|Do birds compete or cooperate in order to survive?|
Birds are commonly thought of as being the paragon of monogamous fidelity, staying true to their mate for life. Yet, in most bird species, some nests contain offspring of individuals other than the ones tending the nest.
Why would a bird invest in another bird's offspring when genetically such parenting would seem to provide no evolutionary advantage? Many scientists are trying to understand how evolution leads to this phenomenon called "extra-pair parentage."
Erol Akçay, a postdoctoral fellow at Stanford University, is one such scientist who has examined the function of extra-pair parentage. His research has drawn some surprising conclusions, including the idea that extra-pair parentage might result from reproductive "agreements" and transactions between breeding individuals, instead of being the result of males and females "cheating" on each other.
Akçay is part of a group of leading theoretical biologists, ecologists, and mathematicians who gathered at the National Institute for Mathematical and Biological Synthesis (NIMBioS) on the University of Tennessee campus in Knoxville, June 10-12, to develop a new unified framework for evolutionary biology one that accounts for phenomena like the cooperative behavior exemplified by extra-pair parentage.
The group's goal is to integrate the dynamics of how biological systems function and how these functional dynamics evolve. Functional dynamics refers to the processes that make an organism work, such as the physiological processes of the body, the hormones and cells, and the behavior of individuals. Evolution looks at how organisms change over time. "These two approaches actually complement each other and need to be looked at together," Akçay said.
Using bird behavior as an example of functional dynamics, Akçay said, male and female birds care for their offspring, defend against predators, and bring food to the nest. "But should what the birds are doing be viewed as cooperation or competition?" he asks. "In other words, to assure the survival of their offspring, are the birds working together or separately as individuals?"
From an evolutionary perspective, if the birds are working as a team, Akçay continues, how does their teamwork evolve over time? If they're working as individuals against each other, how does each bird play against the other to make the other do more work?
Akçay's research has been conducted under the guidance of Stanford University professor Joan Roughgarden, who, along with Akçay, is co-organizing the Function and Evolution Working Group at NIMBioS. One of the world's most influential theoretical ecologists, Roughgarden is the author of two books that challenge the Darwinian theory of sexual selection, which says that competition for mates and choice for genetic benefits drive the evolution of certain traits. Roughgarden's new "social selection" theory argues, however, that cooperative processes of breeding, rather than competition and conflict, drive the evolution of reproductive behavior. Akçay and Roughgarden have developed mathematical models that use cooperative game theory to test their hypotheses.
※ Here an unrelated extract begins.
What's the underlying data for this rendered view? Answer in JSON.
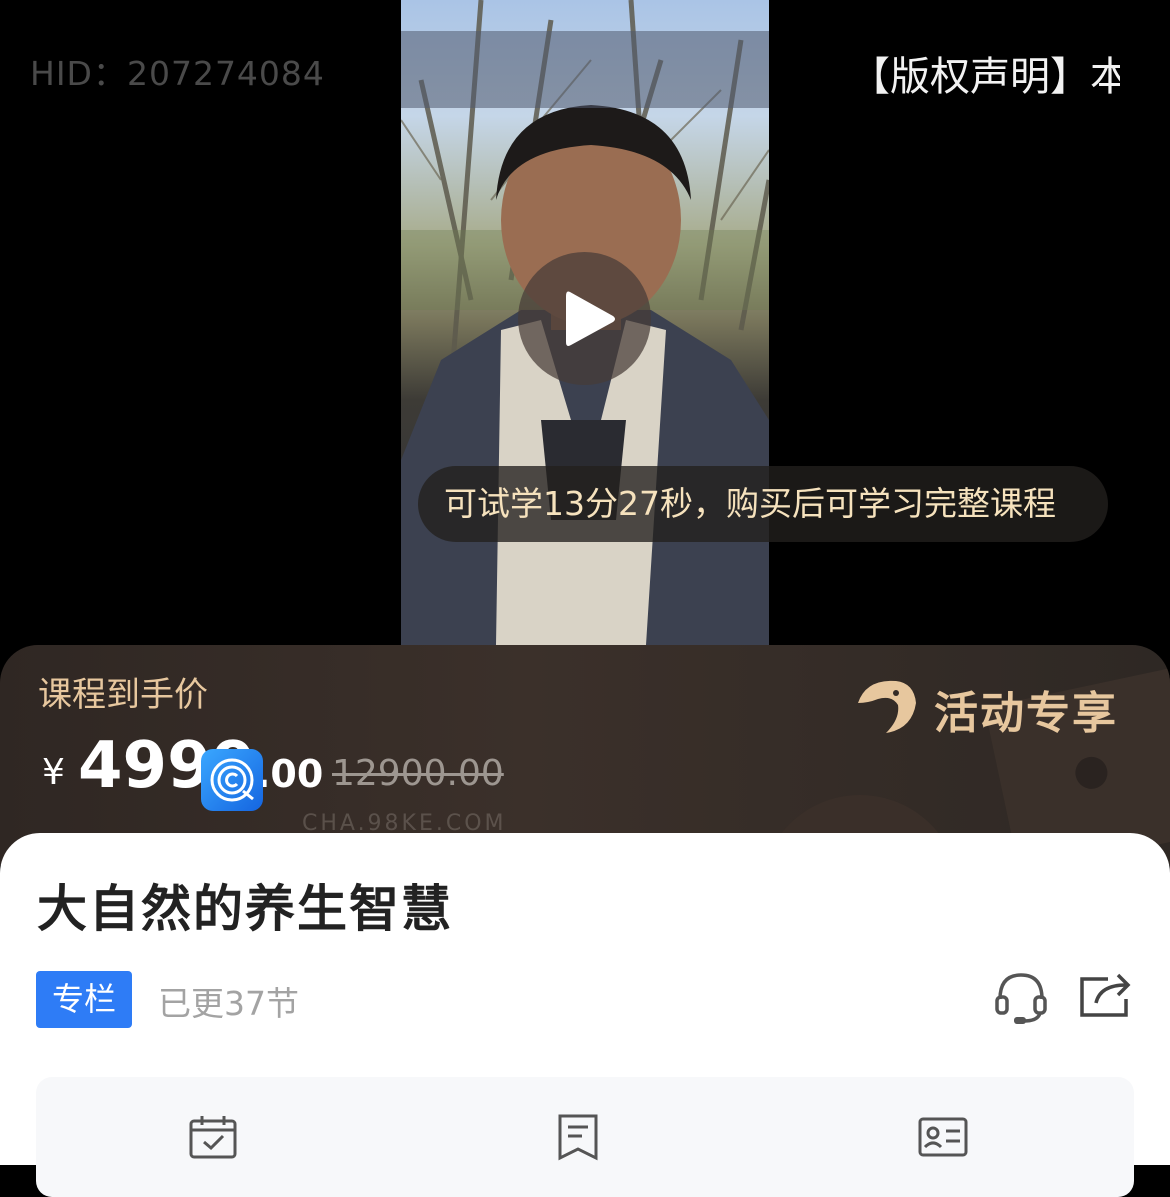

The NIMBioS working group, "Integrating Functional and Evolutionary Dynamics at Multiple Scales," aims to introduce new mathematical methods to biology. "The hope is that, by doing this work, we will give applied researchers an easier way to utilize evolutionary theory in their work, and ultimately, it will give us a better understanding of how living things evolve," Akçay said.
NIMBioS Working Groups are comprised of 10-15 invited participants and focus on specific questions related to mathematical biology. Each group typically meets two to three times over the course of two years at the Institute.
The National Institute for Mathematical and Biological Synthesis (NIMBioS) brings together researchers from around the world to collaborate across disciplinary boundaries to investigate solutions to basic and applied problems in the life sciences. NIMBioS is funded by the National Science Foundation in collaboration with the U.S. Department of Homeland Security and the U.S. Department of Agriculture, with additional support from The University of Tennessee, Knoxville.